Perhaps  more serious meddlers  are the many forms of populism proliferating around the world. After all, the IRE has a technocratic taste: once their goals are set by democratic parliaments, science, like hospitals, courts, or central banks, work better as independent institutions where experts make relevant decisions according to their own rules. Challenging the autonomy of science in the name of “subjective or nonempirical considerations” would be a typical populist move. For instance, I would count as populist the call to accommodate  patients’ preferences in the design of clinical trial at the expenses of traditional debiasing methods (such as blinding). But I cannot tell whether this is the sort of challenge with which  Strevens is concerned because almost of all of the examples discussed in the book are success stories from the natural sciences before 1950.

It is always nice to be reminded of how well some scientific disciplines have worked in the past and, at least to me, the IRE seems a plausible account for this success. But I am not sure about the effectiveness of such a reminder in persuading contemporary audiences about the benefits of the autonomy of science. My first concern is that such reminders have been tried before with not much success. Reading The Knowledge Machine, I could not but think of Max Weber’s arguments about the scientific vocation. Like Strevens, Weber was inspired by how the Protestant reformation and brought about a world in which the private faith of individual agents had unintended beneficial consequences for everyone (i.e., economic growth), provided that the Church and the State were kept apart. Like Strevens, Weber praised scientific specialization and called for leaving aside all value judgments so as to prioritize consequentialist considerations. And yet the Great Method debate started because, after World War II, only Merton was persuaded that a general code of conduct was enough to account for the success of science. WillStrevens’ arguments be more persuasive today?

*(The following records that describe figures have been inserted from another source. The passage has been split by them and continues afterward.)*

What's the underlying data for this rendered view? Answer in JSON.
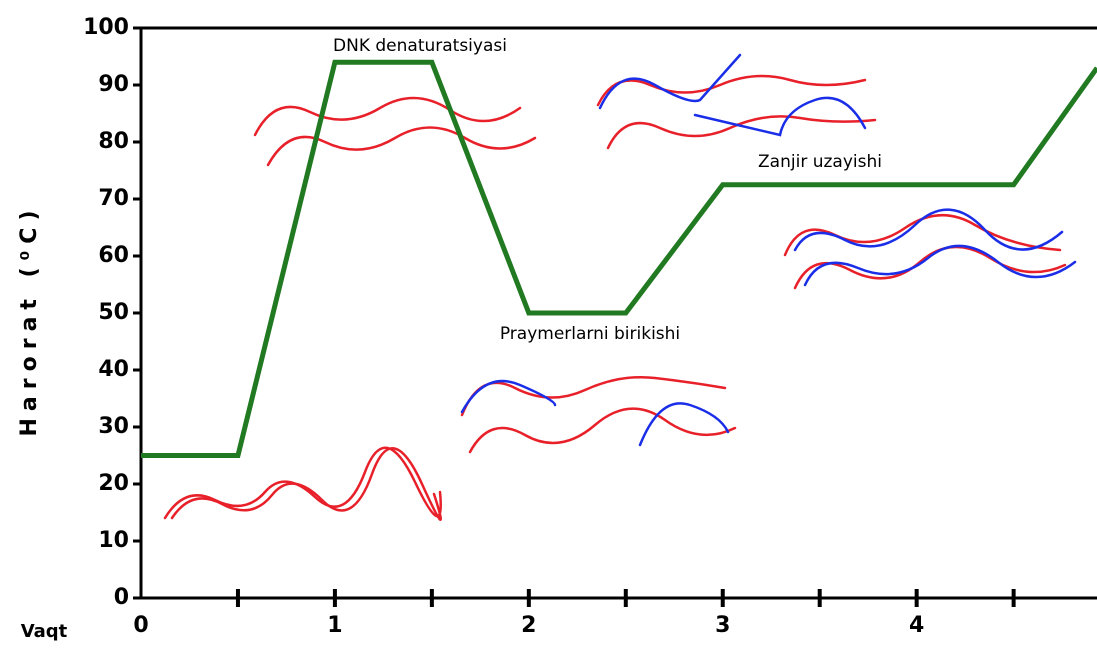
{
  "chart_data": {
    "type": "line",
    "ylabel": "Harorat   (⁰C)",
    "xlabel": "Vaqt",
    "x": [
      0,
      0.5,
      1,
      1.5,
      2,
      2.5,
      3,
      4.5,
      4.93
    ],
    "values": [
      25,
      25,
      94,
      94,
      50,
      50,
      72.5,
      72.5,
      93
    ],
    "color": "#217a21",
    "xlim": [
      0,
      4.93
    ],
    "ylim": [
      0,
      100
    ],
    "xticks": [
      0,
      1,
      2,
      3,
      4
    ],
    "xminor_ticks": [
      0.5,
      1.5,
      2.5,
      3.5,
      4.5
    ],
    "yticks": [
      0,
      10,
      20,
      30,
      40,
      50,
      60,
      70,
      80,
      90,
      100
    ],
    "annotations": [
      "DNK denaturatsiyasi",
      "Zanjir uzayishi",
      "Praymerlarni birikishi"
    ]
  }
}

I agree that having clearly articulated (iron) rules will  increase the public trust in any institution. Nonetheless, my second concern is that the problem we are now facing is the increasing mistrust regarding the enforcement of any such rule. Think again of randomized clinical trials in medicine: despite the conflicting interests at stake, the systematic implementation of the IRE allows the truth about whether medical treatments work to emerge with the accumulation of evidence (thanks, e.g., to the Cochrane collaboration). And yet more and more patients are persuaded that the whole testing system is bankrupt because some particular trials are rigged by their corporate sponsors. A Weberian reminder that scientists have successfully played by the IRE in the past to everyone’s satisfaction and that we should keep their effort going will do little, in my view, to appease an audience sceptical about whether the IRE is being enforced today

But maybe I am overinterpreting Strevens’ argument. After all, defending science from the meddlers is just the topic of 7 pages out of 300. Perhaps this is just a public reminder that science works for a very simple reason that the examples in the book easily convey. It is an entertaining read and it will help to comfort any Weberian soul struggling to keep alive her faith in science in our increasingly challenging world. At least, it has helped me.